The TRS R consists of the following rules:

active(zeros) → mark(cons(0, zeros))
active(U11(tt, L)) → mark(s(length(L)))
active(and(tt, X)) → mark(X)
active(isNat(0)) → mark(tt)
active(isNat(length(V1))) → mark(isNatList(V1))

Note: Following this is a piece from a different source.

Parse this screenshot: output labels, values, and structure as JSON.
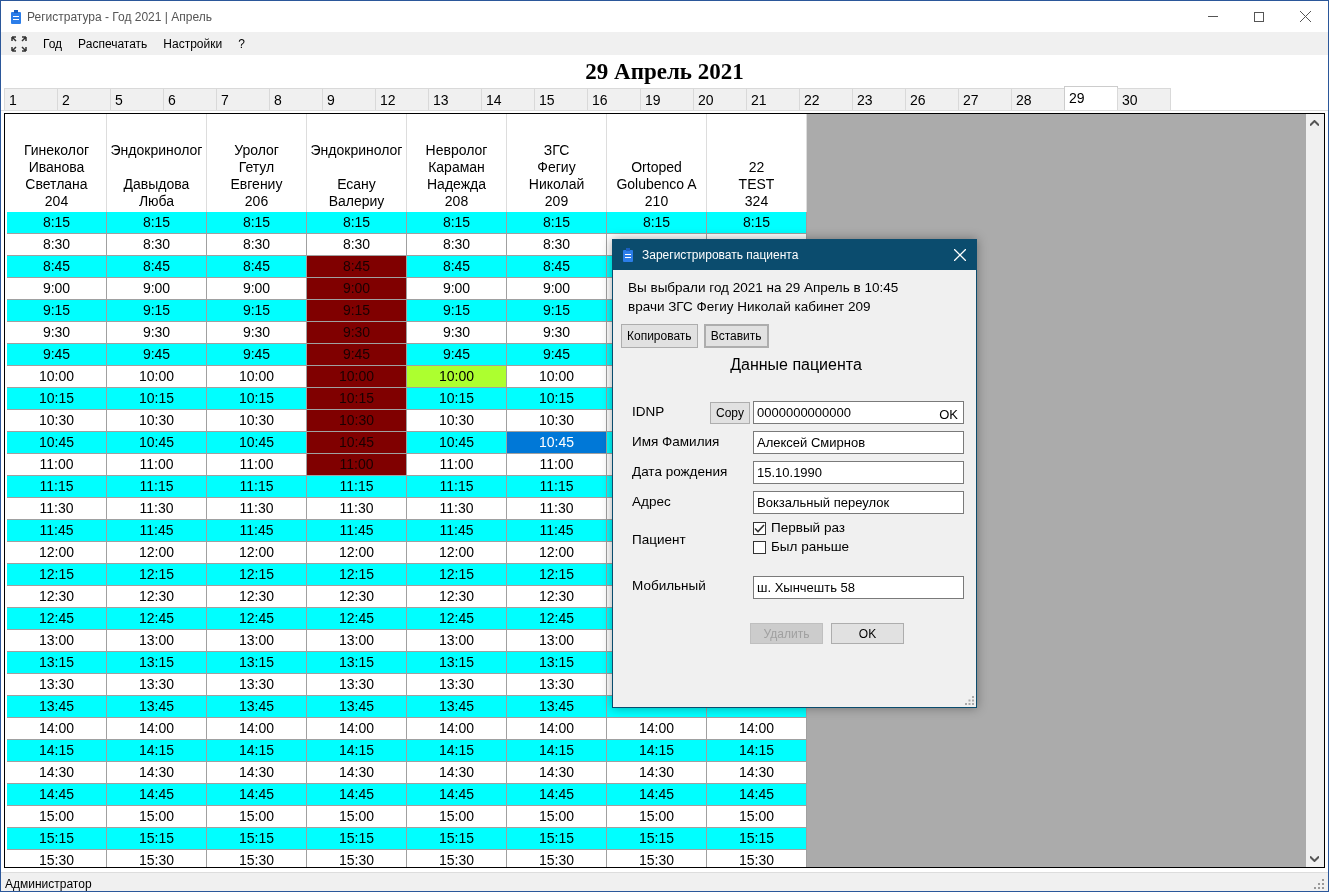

active(isNat(s(V1))) → mark(isNat(V1))
active(isNatIList(V)) → mark(isNatList(V))
active(isNatIList(zeros)) → mark(tt)
active(isNatIList(cons(V1, V2))) → mark(and(isNat(V1), isNatIList(V2)))
active(isNatList(nil)) → mark(tt)
active(isNatList(cons(V1, V2))) → mark(and(isNat(V1), isNatList(V2)))
active(length(nil)) → mark(0)
active(length(cons(N, L))) → mark(U11(and(isNatList(L), isNat(N)), L))
active(cons(X1, X2)) → cons(active(X1), X2)
active(U11(X1, X2)) → U11(active(X1), X2)
active(s(X)) → s(active(X))
active(length(X)) → length(active(X))
active(and(X1, X2)) → and(active(X1), X2)
cons(mark(X1), X2) → mark(cons(X1, X2))
U11(mark(X1), X2) → mark(U11(X1, X2))
s(mark(X)) → mark(s(X))
length(mark(X)) → mark(length(X))
and(mark(X1), X2) → mark(and(X1, X2))
proper(zeros) → ok(zeros)
proper(cons(X1, X2)) → cons(proper(X1), proper(X2))
proper(0) → ok(0)
proper(U11(X1, X2)) → U11(proper(X1), proper(X2))
proper(tt) → ok(tt)
proper(s(X)) → s(proper(X))
proper(length(X)) → length(proper(X))
proper(and(X1, X2)) → and(proper(X1), proper(X2))
proper(isNat(X)) → isNat(proper(X))
proper(isNatList(X)) → isNatList(proper(X))
proper(isNatIList(X)) → isNatIList(proper(X))
proper(nil) → ok(nil)
cons(ok(X1), ok(X2)) → ok(cons(X1, X2))
U11(ok(X1), ok(X2)) → ok(U11(X1, X2))
s(ok(X)) → ok(s(X))
length(ok(X)) → ok(length(X))
and(ok(X1), ok(X2)) → ok(and(X1, X2))
isNat(ok(X)) → ok(isNat(X))
isNatList(ok(X)) → ok(isNatList(X))
isNatIList(ok(X)) → ok(isNatIList(X))
top(mark(X)) → top(proper(X))
top(ok(X)) → top(active(X))

Q is empty.
We have to consider all minimal (P,Q,R)-chains.